[dog park]
*random dog humps my dog*Owner: It’s okay! He’s fixed, haha!
Me: Its okay— mine’s a boy.
Conference calls are fun because no one knows I’m really home with massive diarrhea.
Boss: For the third time, PLEASE put us on mute.
7: what kind of ice cream is this? *Takes a bite*
Me: French Vanilla
7: mmm, you can really taste the Frenches
I made quiche, like a real grown-up. I feel like Tom Hanks in Castaway when he makes fire… I HAVE MADE QUICHE!
I’m so glad you’re all here. I’d like to talk to you all about a legging candle vitamin jewelry networking opportunity. Please, have a seat.
You can tell a lot about a person by their reaction when you yell “look out!” while flicking a dinner plate at their head like a frisbee.
Just dropped a butcher knife in the kitchen and apparently I can fly now. So that’s cool.
I’m not upset that you stopped my sneeze. I’m upset because you made my face look stupid for no reason.
When she rips his shirt open in the movies, it’s sexy and romantic. But when I try it, he’s all “Your Pap smear is normal, but please don’t do that with your toes every time”.
Him: Will you proofread this essay for me?
Me: Dammit, Todd! I CAN read and don’t need to prove it to you everytime you write something.
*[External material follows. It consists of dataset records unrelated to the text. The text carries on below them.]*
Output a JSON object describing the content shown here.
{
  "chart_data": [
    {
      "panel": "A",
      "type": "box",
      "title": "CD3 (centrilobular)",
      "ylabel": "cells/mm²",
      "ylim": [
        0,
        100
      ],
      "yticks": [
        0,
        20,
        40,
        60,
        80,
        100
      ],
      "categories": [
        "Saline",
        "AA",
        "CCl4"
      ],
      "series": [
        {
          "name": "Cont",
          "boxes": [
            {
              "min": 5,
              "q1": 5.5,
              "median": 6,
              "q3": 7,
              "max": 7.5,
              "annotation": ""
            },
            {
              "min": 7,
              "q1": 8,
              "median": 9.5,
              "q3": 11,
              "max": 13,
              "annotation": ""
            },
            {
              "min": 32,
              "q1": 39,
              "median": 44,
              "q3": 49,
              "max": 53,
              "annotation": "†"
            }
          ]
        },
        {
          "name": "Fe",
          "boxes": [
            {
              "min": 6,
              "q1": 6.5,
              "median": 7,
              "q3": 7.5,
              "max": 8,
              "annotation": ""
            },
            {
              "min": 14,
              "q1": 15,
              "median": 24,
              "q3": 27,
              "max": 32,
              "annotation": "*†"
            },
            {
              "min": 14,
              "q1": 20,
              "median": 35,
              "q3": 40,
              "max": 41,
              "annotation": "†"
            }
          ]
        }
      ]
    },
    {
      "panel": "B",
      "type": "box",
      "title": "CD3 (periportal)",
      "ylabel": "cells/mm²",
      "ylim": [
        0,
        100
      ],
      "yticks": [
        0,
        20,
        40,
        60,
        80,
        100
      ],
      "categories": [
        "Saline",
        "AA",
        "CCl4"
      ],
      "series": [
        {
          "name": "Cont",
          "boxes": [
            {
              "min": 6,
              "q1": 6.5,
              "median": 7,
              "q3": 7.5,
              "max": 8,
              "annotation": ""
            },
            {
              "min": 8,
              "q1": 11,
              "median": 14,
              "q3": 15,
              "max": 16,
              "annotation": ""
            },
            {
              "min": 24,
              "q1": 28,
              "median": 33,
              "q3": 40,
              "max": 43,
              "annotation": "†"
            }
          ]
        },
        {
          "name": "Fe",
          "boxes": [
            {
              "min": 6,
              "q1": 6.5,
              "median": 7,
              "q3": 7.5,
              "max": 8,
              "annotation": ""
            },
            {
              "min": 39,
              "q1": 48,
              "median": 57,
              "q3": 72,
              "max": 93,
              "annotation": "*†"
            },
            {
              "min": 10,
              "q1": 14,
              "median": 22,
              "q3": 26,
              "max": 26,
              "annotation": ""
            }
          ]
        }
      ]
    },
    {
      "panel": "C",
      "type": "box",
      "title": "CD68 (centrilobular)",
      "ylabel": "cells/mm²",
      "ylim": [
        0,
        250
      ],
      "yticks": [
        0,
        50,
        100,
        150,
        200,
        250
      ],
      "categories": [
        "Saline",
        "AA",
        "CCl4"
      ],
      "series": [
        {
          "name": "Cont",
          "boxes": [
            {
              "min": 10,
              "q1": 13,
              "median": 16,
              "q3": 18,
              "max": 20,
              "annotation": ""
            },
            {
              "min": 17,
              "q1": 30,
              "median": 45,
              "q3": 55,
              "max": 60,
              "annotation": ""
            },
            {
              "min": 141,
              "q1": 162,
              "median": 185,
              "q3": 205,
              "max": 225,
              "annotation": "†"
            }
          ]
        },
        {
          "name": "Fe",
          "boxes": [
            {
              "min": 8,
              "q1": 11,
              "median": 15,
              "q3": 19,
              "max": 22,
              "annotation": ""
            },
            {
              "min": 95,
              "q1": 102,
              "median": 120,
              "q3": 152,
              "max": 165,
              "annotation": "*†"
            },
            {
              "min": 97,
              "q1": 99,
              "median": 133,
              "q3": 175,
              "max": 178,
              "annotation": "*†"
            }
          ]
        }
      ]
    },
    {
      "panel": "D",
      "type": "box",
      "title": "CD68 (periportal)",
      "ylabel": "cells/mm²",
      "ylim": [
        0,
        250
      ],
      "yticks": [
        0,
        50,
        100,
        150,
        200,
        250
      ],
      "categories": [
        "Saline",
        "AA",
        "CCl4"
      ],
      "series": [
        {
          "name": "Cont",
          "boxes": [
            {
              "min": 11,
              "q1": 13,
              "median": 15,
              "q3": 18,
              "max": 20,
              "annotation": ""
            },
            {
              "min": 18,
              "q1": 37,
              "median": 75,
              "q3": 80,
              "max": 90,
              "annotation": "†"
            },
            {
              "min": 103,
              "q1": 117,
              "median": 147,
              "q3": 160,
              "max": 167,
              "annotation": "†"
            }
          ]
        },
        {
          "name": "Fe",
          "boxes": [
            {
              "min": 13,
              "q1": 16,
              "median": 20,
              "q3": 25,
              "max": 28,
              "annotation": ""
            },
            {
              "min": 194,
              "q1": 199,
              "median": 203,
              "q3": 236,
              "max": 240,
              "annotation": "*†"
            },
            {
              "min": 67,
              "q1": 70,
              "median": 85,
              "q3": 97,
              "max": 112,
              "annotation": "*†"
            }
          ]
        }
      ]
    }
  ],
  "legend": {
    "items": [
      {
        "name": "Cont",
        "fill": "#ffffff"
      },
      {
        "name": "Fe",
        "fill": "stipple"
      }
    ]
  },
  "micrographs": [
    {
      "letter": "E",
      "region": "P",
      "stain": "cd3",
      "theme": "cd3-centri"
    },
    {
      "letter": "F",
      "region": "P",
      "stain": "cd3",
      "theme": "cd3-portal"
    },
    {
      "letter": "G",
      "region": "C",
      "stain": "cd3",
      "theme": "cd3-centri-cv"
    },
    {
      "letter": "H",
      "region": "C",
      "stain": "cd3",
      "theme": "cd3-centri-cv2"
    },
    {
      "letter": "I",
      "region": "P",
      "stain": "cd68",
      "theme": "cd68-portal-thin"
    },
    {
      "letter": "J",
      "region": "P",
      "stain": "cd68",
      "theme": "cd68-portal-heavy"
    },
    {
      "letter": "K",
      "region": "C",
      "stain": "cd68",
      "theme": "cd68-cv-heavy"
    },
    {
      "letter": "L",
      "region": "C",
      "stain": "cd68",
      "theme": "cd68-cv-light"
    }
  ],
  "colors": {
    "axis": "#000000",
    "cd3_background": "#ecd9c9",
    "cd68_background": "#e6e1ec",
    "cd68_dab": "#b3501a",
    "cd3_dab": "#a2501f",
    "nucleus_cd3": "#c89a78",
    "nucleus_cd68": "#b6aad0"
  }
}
Instead of butterfly kisses, I give you moth kisses. They’re crazy, frantic, all over the place- and quite honestly, you’re terrified.
I like to say “Have a great day” before the cashier has a chance to. Power move.
If you can’t handle me at my worst, then you don’t deserve me at my worcestershire.
Getting older means having to put a daily stop to the romance between my left and right eyebrows before they become One.
(6yo son sweetly tracing my face with his fingers at bedtime)
6: Just be still, Momma. I’m pretending to shave off your eyebrows.